Ghanaian politician (born 1964)

Joseph Bipoba Naabu (born 24 August 1964) is a Ghanaian politician and member of the Seventh Parliament of the Fourth Republic of Ghana representing the Yunyoo Constituency in the Northern Region on the ticket of the National Democratic Congress.

== Early life ==
Naabu was born on 24 August 1964 in Namong, in the Ashanti Region of Ghana.

== Education ==
Naabu earned a bachelor of art degree in political science from the University of Ghana in 2006. He then went to Ghana School of Law to study for a Bachelor of Law degree and later went to the University of London to study Literally Legum Baccalaureus, 2009.

==Career==
Naabu is a farmer and was the managing director of J.B. Naabu Farms and Company Limited prior to entering politics.

==Politics==
Naabu was elected to represent the Yunyoo constituency during the 2012 Ghanaian general election on the ticket of the National Democratic Congress. He was re-elected during the 2016 Ghanaian general election to hold office in that capacity for a second term.

=== 2012 election ===
Naabu contested the Yunyoo constituency parliamentary seat on the ticket of National Democratic Congress during the 2012 Ghanaian general election and won the election with 9,591 votes representing 65.32% of the total votes. He won the election over Alhassan John Kweku of the New Patriotic Party who polled 4,318 votes which is equivalent to 29.41%, and the parliamentary candidate for the PPP Walibe Amos had 773 votes representing 5.26% of the total votes.

=== 2016 election ===
Naabu was re-elected as a member parliament for Yunyoo constituency on the ticket of the National Democratic Congress (NDC) during the 2016 Ghanaian general election. He won the election with 7,051 votes representing 43.71% of the total votes.
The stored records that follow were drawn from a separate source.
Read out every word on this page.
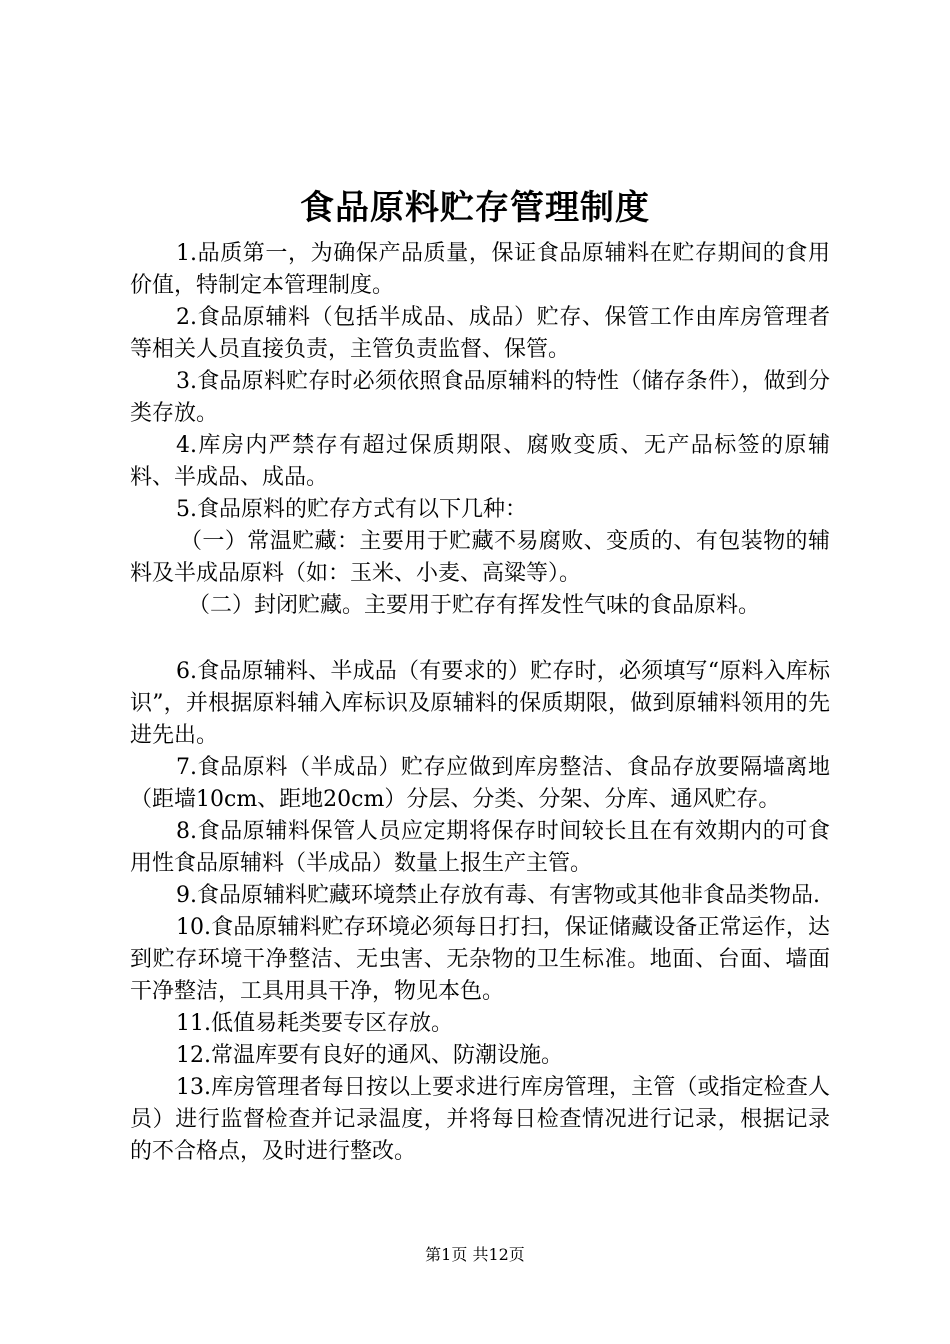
食品原料贮存管理制度

1.品质第一，为确保产品质量，保证食品原辅料在贮存期间的食用价值，特制定本管理制度。

2.食品原辅料（包括半成品、成品）贮存、保管工作由库房管理者等相关人员直接负责，主管负责监督、保管。

3.食品原料贮存时必须依照食品原辅料的特性（储存条件），做到分类存放。

4.库房内严禁存有超过保质期限、腐败变质、无产品标签的原辅料、半成品、成品。

5.食品原料的贮存方式有以下几种：

（一）常温贮藏：主要用于贮藏不易腐败、变质的、有包装物的辅料及半成品原料（如：玉米、小麦、高粱等）。

（二）封闭贮藏。主要用于贮存有挥发性气味的食品原料。

6.食品原辅料、半成品（有要求的）贮存时，必须填写“原料入库标识”，并根据原料辅入库标识及原辅料的保质期限，做到原辅料领用的先进先出。

7.食品原料（半成品）贮存应做到库房整洁、食品存放要隔墙离地（距墙10cm、距地20cm）分层、分类、分架、分库、通风贮存。

8.食品原辅料保管人员应定期将保存时间较长且在有效期内的可食用性食品原辅料（半成品）数量上报生产主管。

9.食品原辅料贮藏环境禁止存放有毒、有害物或其他非食品类物品.

10.食品原辅料贮存环境必须每日打扫，保证储藏设备正常运作，达到贮存环境干净整洁、无虫害、无杂物的卫生标准。地面、台面、墙面干净整洁，工具用具干净，物见本色。

11.低值易耗类要专区存放。

12.常温库要有良好的通风、防潮设施。

13.库房管理者每日按以上要求进行库房管理，主管（或指定检查人员）进行监督检查并记录温度，并将每日检查情况进行记录，根据记录的不合格点，及时进行整改。

第1页 共12页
He was elected over Liwaal Oscar of the New Patriotic Party, Elizabeth Pijit Poyari (IND), Laar Namisub of the PPP and Dawuda Nafisah of the Convention People's Party. They obtained 6,659 votes, 1,668 votes, 470 votes and 256 votes respectively, equivalent to 41.40%, 10.37%, 2.98% and 1.59% of the total votes respectively.

==== 2020 election ====
Naabu again contested the Yunyoo constituency on the NDC ticket during the 2020 Ghanaian general election but lost the election to Oscar Liwaal of the New Patriotic Party.

==Personal life==
Naabu is married with four children. He identifies as a Christian and is a member of the Catholic Church.